La gente se pregunta qué se hizo el coraje, la imaginación, el carácter que nos permitió figurar en la historia con mujeres y hombres admirados por sus ejecutorias y capaces de trascender. Hoy exhibimos no solo una clase dirigente extraída, destilada de la más absoluta mediocridad en todos los órdenes y en todos los campos, sino una insensible actitud hacia la inmoralidad del abandono de los valores colectivos y de la institucionalidad que tanto nos costó construir. Esta Venezuela no la defiende nadie de sí misma, pareciera debajo de una tonelada de perros muertos.

Recuerdo en los cursos de formación política en mis años juveniles, la insistente y enfática acentuación que se nos hacía en torno a la razón de la acción comunitaria, articulada en la responsabilidad que teníamos ante el más pobre, el más precario, de nuestros conciudadanos. La dignidad de la persona humana nos implicaba para servir un presupuesto conceptual desde el cual la política no podía tener una mejor motivación que el servicio, asumido además con necesario desprendimiento.

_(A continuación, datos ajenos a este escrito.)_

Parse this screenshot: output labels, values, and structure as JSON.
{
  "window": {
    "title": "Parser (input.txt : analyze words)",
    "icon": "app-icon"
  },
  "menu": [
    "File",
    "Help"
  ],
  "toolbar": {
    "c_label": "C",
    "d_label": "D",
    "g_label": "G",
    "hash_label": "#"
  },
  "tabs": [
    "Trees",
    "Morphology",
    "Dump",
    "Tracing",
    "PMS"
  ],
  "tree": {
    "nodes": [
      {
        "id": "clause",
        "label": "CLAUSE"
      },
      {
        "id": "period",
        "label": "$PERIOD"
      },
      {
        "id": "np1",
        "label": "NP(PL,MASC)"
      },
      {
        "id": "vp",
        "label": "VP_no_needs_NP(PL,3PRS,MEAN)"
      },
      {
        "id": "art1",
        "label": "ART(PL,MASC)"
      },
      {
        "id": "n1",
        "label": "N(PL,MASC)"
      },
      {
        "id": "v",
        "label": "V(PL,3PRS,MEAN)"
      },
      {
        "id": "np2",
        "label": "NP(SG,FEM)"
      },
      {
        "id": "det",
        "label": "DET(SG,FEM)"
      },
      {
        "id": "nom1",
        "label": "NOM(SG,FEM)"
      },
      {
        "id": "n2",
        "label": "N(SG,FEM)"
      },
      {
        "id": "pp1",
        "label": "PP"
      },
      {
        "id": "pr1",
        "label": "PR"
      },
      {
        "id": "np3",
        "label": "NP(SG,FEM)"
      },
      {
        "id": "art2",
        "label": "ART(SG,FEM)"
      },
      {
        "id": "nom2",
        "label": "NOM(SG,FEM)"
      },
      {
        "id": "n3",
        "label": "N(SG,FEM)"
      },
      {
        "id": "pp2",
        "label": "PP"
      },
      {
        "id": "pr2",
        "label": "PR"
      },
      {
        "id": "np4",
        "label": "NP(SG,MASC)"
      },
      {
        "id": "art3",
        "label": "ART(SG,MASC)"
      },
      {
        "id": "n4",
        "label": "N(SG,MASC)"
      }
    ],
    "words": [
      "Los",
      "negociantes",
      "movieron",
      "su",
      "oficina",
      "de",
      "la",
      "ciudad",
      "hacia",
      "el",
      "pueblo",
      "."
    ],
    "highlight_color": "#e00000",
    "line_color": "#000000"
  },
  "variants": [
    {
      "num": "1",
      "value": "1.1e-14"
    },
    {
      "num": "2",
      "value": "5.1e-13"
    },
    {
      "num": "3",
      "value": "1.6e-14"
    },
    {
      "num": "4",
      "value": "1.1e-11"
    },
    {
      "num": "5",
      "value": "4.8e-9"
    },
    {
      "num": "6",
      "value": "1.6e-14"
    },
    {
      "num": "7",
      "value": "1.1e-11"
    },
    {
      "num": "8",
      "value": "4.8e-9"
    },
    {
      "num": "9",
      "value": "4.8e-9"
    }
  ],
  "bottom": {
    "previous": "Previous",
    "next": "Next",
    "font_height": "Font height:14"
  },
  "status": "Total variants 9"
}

Se nos perdió el venezolano en este accidente que vivimos. Se eclipsó, se desfiguró, se confundió y cabe preguntarse si será capaz de superar el tour de forcé, como diría Toynbee, para sostener en el torbellino su esencia o le pasará como al cubano promedio que simula ser lo que antes fue, pero dejó hace tiempo de serlo.

Como el poeta Machado nos enseñó, el venezolano de este tiempo y en eso consiste el legado del difunto demagogo, está de regreso sin haber ido nunca y su extravío permite que el teatro de nuestra tragedia continúe.